Katsumi Hanada – One of the best experts on this subject based on the ideXlab platform.

  • Novel SLC39A4 mutations in Acrodermatitis Enteropathica.
    Journal of Investigative Dermatology, 2003
    Co-Authors: Aoi Nakano, Hajime Nakano, Kazuo Nomura, Yuka Toyomaki, Katsumi Hanada
    Abstract:

    Acrodermatitis Enteropathica is an autosomal recessive disease characterized by skin involvement due to defective intestinal zinc absorption. Usually, the skin lesions include erythema, erosions, and small blisters in perioral, perianal regions, and hands and feet, which develop soon after weaning from the breast.
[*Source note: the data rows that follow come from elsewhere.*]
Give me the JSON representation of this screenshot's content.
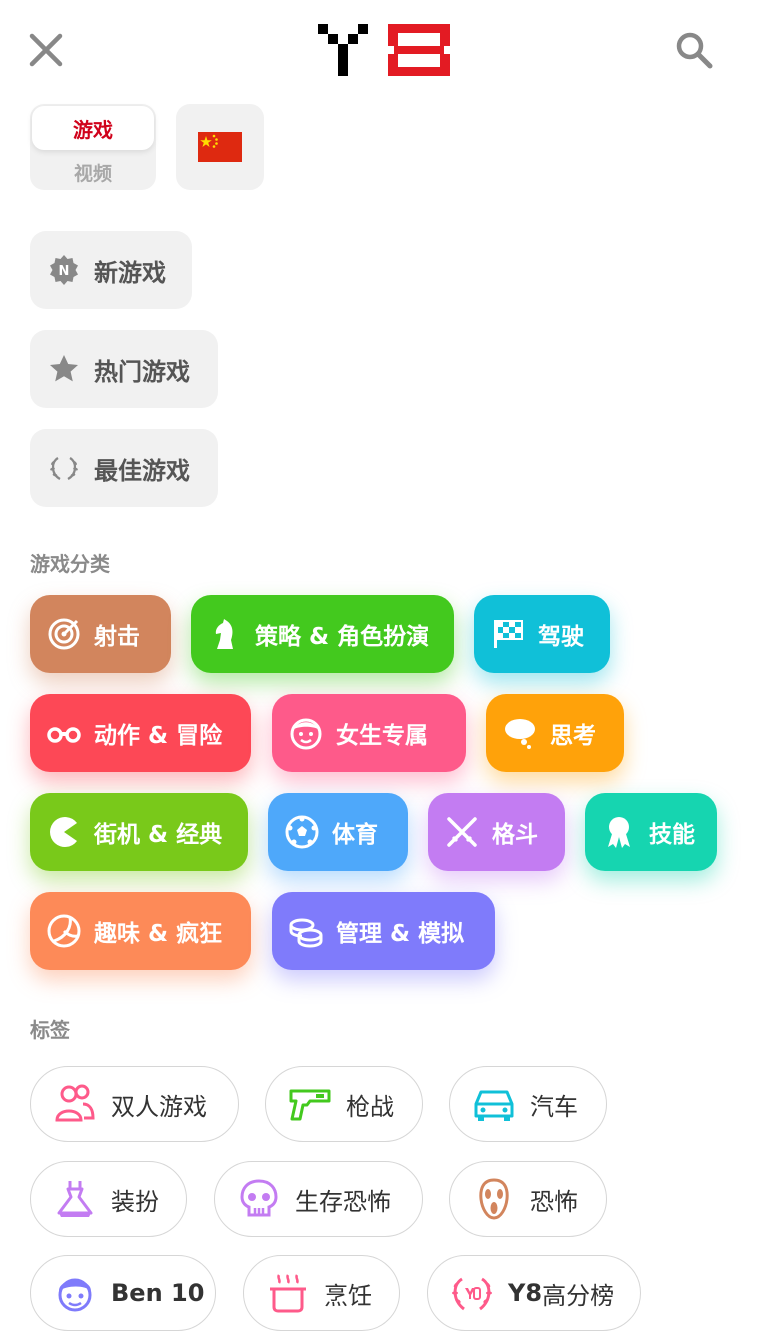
{
  "header": {
    "close_icon": "close-icon",
    "logo_text": "Y8",
    "search_icon": "search-icon"
  },
  "switcher": {
    "active": "游戏",
    "inactive": "视频",
    "language_flag": "china-flag-icon"
  },
  "nav": {
    "new_games": "新游戏",
    "hot_games": "热门游戏",
    "best_games": "最佳游戏"
  },
  "categories_title": "游戏分类",
  "categories": [
    {
      "label": "射击",
      "color": "#d2855d",
      "icon": "target-icon"
    },
    {
      "label": "策略 & 角色扮演",
      "color": "#43c91e",
      "icon": "chess-knight-icon"
    },
    {
      "label": "驾驶",
      "color": "#10c0d8",
      "icon": "checkered-flag-icon"
    },
    {
      "label": "动作 & 冒险",
      "color": "#fd4856",
      "icon": "binoculars-icon"
    },
    {
      "label": "女生专属",
      "color": "#fe5a8a",
      "icon": "girl-face-icon"
    },
    {
      "label": "思考",
      "color": "#ffa20a",
      "icon": "thought-bubble-icon"
    },
    {
      "label": "街机 & 经典",
      "color": "#79c91a",
      "icon": "pacman-icon"
    },
    {
      "label": "体育",
      "color": "#4ea8fa",
      "icon": "soccer-ball-icon"
    },
    {
      "label": "格斗",
      "color": "#c37cf2",
      "icon": "crossed-swords-icon"
    },
    {
      "label": "技能",
      "color": "#16d5b0",
      "icon": "award-ribbon-icon"
    },
    {
      "label": "趣味 & 疯狂",
      "color": "#fd8a58",
      "icon": "beach-ball-icon"
    },
    {
      "label": "管理 & 模拟",
      "color": "#7f7bfb",
      "icon": "coins-icon"
    }
  ],
  "tags_title": "标签",
  "tags": [
    {
      "label": "双人游戏",
      "icon": "two-players-icon",
      "color": "#fe5a8a"
    },
    {
      "label": "枪战",
      "icon": "pistol-icon",
      "color": "#43c91e"
    },
    {
      "label": "汽车",
      "icon": "car-icon",
      "color": "#10c0d8"
    },
    {
      "label": "装扮",
      "icon": "dress-icon",
      "color": "#c37cf2"
    },
    {
      "label": "生存恐怖",
      "icon": "skull-icon",
      "color": "#c37cf2"
    },
    {
      "label": "恐怖",
      "icon": "scream-mask-icon",
      "color": "#d2855d"
    },
    {
      "label_bold": "Ben 10",
      "label": "",
      "icon": "boy-face-icon",
      "color": "#7f7bfb"
    },
    {
      "label": "烹饪",
      "icon": "cooking-pot-icon",
      "color": "#fe5a8a"
    },
    {
      "label_bold": "Y8",
      "label": "高分榜",
      "icon": "trophy-laurel-icon",
      "color": "#fe5a8a"
    }
  ]
}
The Acrodermatitis Enteropathica gene has been localized to chromosomal region 8q24.3 and subsequently the SLC39A4 gene has been disclosed as the Acrodermatitis Enteropathica gene. SLC39A4 mutations have been demonstrated in several Acrodermatitis Enteropathica families, and in this study we have examined two Japanese Acrodermatitis Enteropathica families for SLC39A4 mutations. The mutation detection strategy consisted of polymerase chain reaction amplification of all 12 exons and flanking intronic sequences, followed by direct nucleotide sequencing. It revealed three novel mutations, 1017ins53, which creates a premature termination codon, and two mis-sense mutations, R95C and Q303H.